Sunday, August 22, 2010

Mambas on the Loose in Minnesota

    A couple weeks ago an interesting news story about a snake in Minnesota caught my attention.  A family from Sauk Centre received a scare when a five foot long black serpent was spotted outside their home.  What happened next nearly defies belief.

     Black Rat Snakes range throughout the eastern United States.  One of the biggest species within this country, a large individual can span up to eight feet (2.4 m) long.  Harmless to humans, rat snakes feed on, you guessed it, small mammals such as rats and mice.  They’re also important predators of birds.  As they’re highly arboreal, the species spends much of their time crawling through bushes and trees and swallowing any bird eggs or nestlings they can track down.  Controlled studies have suggested rat snakes cue in on adult birds flying to and from a particular area to zero in on the location of bird nests.

    In the southeastern United States, the closely related Gray Rat Snake is commonly encountered crossing the road, lounging in trees adjacent to wetlands or taking up residence around farms.  Although they may not be a welcome guest within the chicken coop, many value the species for rodent control around barns and other buildings.

   Perhaps it’s because snakes are less common overall in more northern climates, but for some reason, although rat snakes are easily recognized as a normal component of the local fauna in the south, those in the northeast and Midwest often freak out and do very strange things when confronted by one.  I think people have a hard time accepting that such a large reptile could possible be a normal resident of their state, blanketed by snow through so much of the year.  Shouldn’t big snakes be found in Florida instead?

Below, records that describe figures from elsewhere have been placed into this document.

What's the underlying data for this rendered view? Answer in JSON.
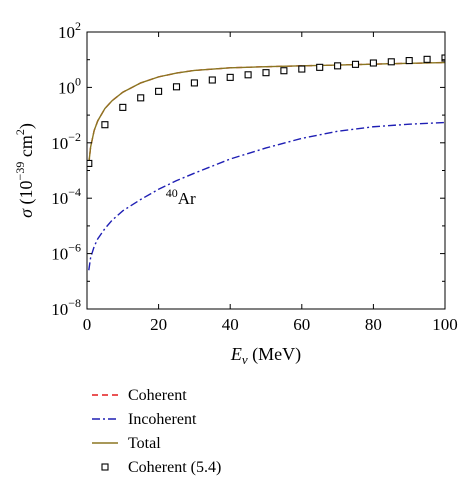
{
  "chart_data": {
    "type": "line",
    "title": "",
    "xlabel": "E_ν (MeV)",
    "ylabel": "σ (10^−39 cm²)",
    "xscale": "linear",
    "yscale": "log",
    "xlim": [
      0,
      100
    ],
    "ylim": [
      1e-08,
      100
    ],
    "grid": false,
    "legend_placement": "below",
    "annotation": "40Ar",
    "annotation_position": {
      "x": 22,
      "y": 0.0001
    },
    "x_ticks": [
      {
        "value": 0,
        "label": "0"
      },
      {
        "value": 20,
        "label": "20"
      },
      {
        "value": 40,
        "label": "40"
      },
      {
        "value": 60,
        "label": "60"
      },
      {
        "value": 80,
        "label": "80"
      },
      {
        "value": 100,
        "label": "100"
      }
    ],
    "y_ticks": [
      {
        "value": 100,
        "mant": "10",
        "exp": "2"
      },
      {
        "value": 1,
        "mant": "10",
        "exp": "0"
      },
      {
        "value": 0.01,
        "mant": "10",
        "exp": "−2"
      },
      {
        "value": 0.0001,
        "mant": "10",
        "exp": "−4"
      },
      {
        "value": 1e-06,
        "mant": "10",
        "exp": "−6"
      },
      {
        "value": 1e-08,
        "mant": "10",
        "exp": "−8"
      }
    ],
    "series": [
      {
        "name": "Coherent",
        "style": "dashed",
        "color": "#e41a1c",
        "x": [
          0.5,
          1,
          2,
          3,
          5,
          7,
          10,
          15,
          20,
          25,
          30,
          40,
          50,
          60,
          70,
          80,
          90,
          100
        ],
        "y": [
          0.00174,
          0.0069,
          0.0277,
          0.062,
          0.172,
          0.33,
          0.67,
          1.45,
          2.4,
          3.3,
          4.1,
          5.1,
          5.6,
          6.0,
          6.4,
          6.9,
          7.4,
          7.9
        ]
      },
      {
        "name": "Incoherent",
        "style": "dashdot",
        "color": "#1f1fb4",
        "x": [
          0.5,
          1,
          2,
          3,
          5,
          7,
          10,
          15,
          20,
          25,
          30,
          40,
          50,
          60,
          70,
          80,
          90,
          100
        ],
        "y": [
          2.5e-07,
          7e-07,
          1.8e-06,
          3.4e-06,
          8e-06,
          1.6e-05,
          3.5e-05,
          9e-05,
          0.00021,
          0.00043,
          0.0008,
          0.0026,
          0.0065,
          0.0145,
          0.026,
          0.038,
          0.047,
          0.054
        ]
      },
      {
        "name": "Total",
        "style": "solid",
        "color": "#8b7622",
        "x": [
          0.5,
          1,
          2,
          3,
          5,
          7,
          10,
          15,
          20,
          25,
          30,
          40,
          50,
          60,
          70,
          80,
          90,
          100
        ],
        "y": [
          0.00174,
          0.0069,
          0.0277,
          0.062,
          0.172,
          0.33,
          0.67,
          1.45,
          2.4,
          3.3,
          4.1,
          5.1,
          5.6,
          6.0,
          6.4,
          6.9,
          7.4,
          7.9
        ]
      },
      {
        "name": "Coherent (5.4)",
        "style": "markers",
        "color": "#000000",
        "x": [
          0.5,
          5,
          10,
          15,
          20,
          25,
          30,
          35,
          40,
          45,
          50,
          55,
          60,
          65,
          70,
          75,
          80,
          85,
          90,
          95,
          100
        ],
        "y": [
          0.0018,
          0.045,
          0.19,
          0.42,
          0.72,
          1.05,
          1.45,
          1.85,
          2.3,
          2.85,
          3.4,
          4.0,
          4.6,
          5.3,
          6.0,
          6.8,
          7.6,
          8.4,
          9.3,
          10.3,
          11.5
        ]
      }
    ]
  }
}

    But the fact is, big snakes do actually occur in areas that experience harsh winters, they just take up different strategies to cope with the cold.  For example, Black Rat Snakes, Timber Rattlesnakes, and Black Racers, all large snakes that can be found up and down the east coast, tend to hibernate in underground caverns and rocky caves.  Often, the different species can be found huddled together, perhaps due to a lack of suitable hibernation spots.  In this way they pass the winter months, while their cousins to the south enjoy much longer activity seasons and seldom find the need to escape the frost by engaging in a deep slumber.

   Black Rat Snakes are native to Minnesota, although the state is the limit of the species’ range and they are only found in the southeastern counties.  You may have guessed by now the snake found in Sauk Centre was a Black Rat Snake, but nobody there knew it.  I’ll spare you the details of this encounter, which ended poorly for the snake, but some on the scene were convinced it was a Black Mamba, a highly venomous species ranging through the nations of eastern Africa.  Despite their confidence in their identification skills, I doubt many there knew Black Mambas are actually green (unlike the Black Rat Snake before them).  Other theories suggested the snake was an escapee from a carnival that had passed through recently.

   In any case, when confronted with what some felt could be a highly dangerous animal (i.e. the Black Mamba), a particularly adventurous individual decided to kill it with an ice pick.  As an aside, if you’re ever walking through the wilds of Africa and suddenly come across what actually is a highly venomous snake, do not, under any circumstances, try to kill it with a handheld kitchen utensil.  Just walk away.

   The snake attracted more attention when it was dead than when it was alive, and I first heard of it in a news article that included a plea to contact the newspaper if the snake could be identified.  I responded, and after being provided additional photographs, confidently identified the species as the harmless Black Rat Snake I initially suspected.  The follow up story, in which yours truly is quoted, is here.

   As I mentioned, the Black Rat Snake is native to Minnesota (although only the southeastern corner) and this snake was found a couple hundred miles away from the nearest known population.  When I contacted the Minnesota Department of Natural Resources to ensure they knew of this possible range extension, I was informed their stance was this snake was captured elsewhere and released by someone in Sauk Centre.  To support their position, they noted that appropriate habitat didn’t exist in the area where the snake was found and the snake had subtle color differences that suggested it was from a population outside of Minnesota.  Although I didn’t find their conclusion particularly satisfying, considering how little we know about reptiles and how easy it is to overlook a species that was there all along, I concede I know just a small fraction of what they do about their local wildlife.  We’ll just have to wait and see if more rat snakes show up in the area.  If they do, I hope they’re spared the ice pick.

The first three pictures are of Gray Rat Snakes.  The final picture is of the Minnesota snake itself.


Bernard Brown said...

This story had me slapping my forehead too.

Anonymous said...

Black Mambas are actually green? Who wrote this story? Just one piece of advice, "research".

David Steen said...

A google search for black mamba images will reveal their color. Thanks for providing your insights.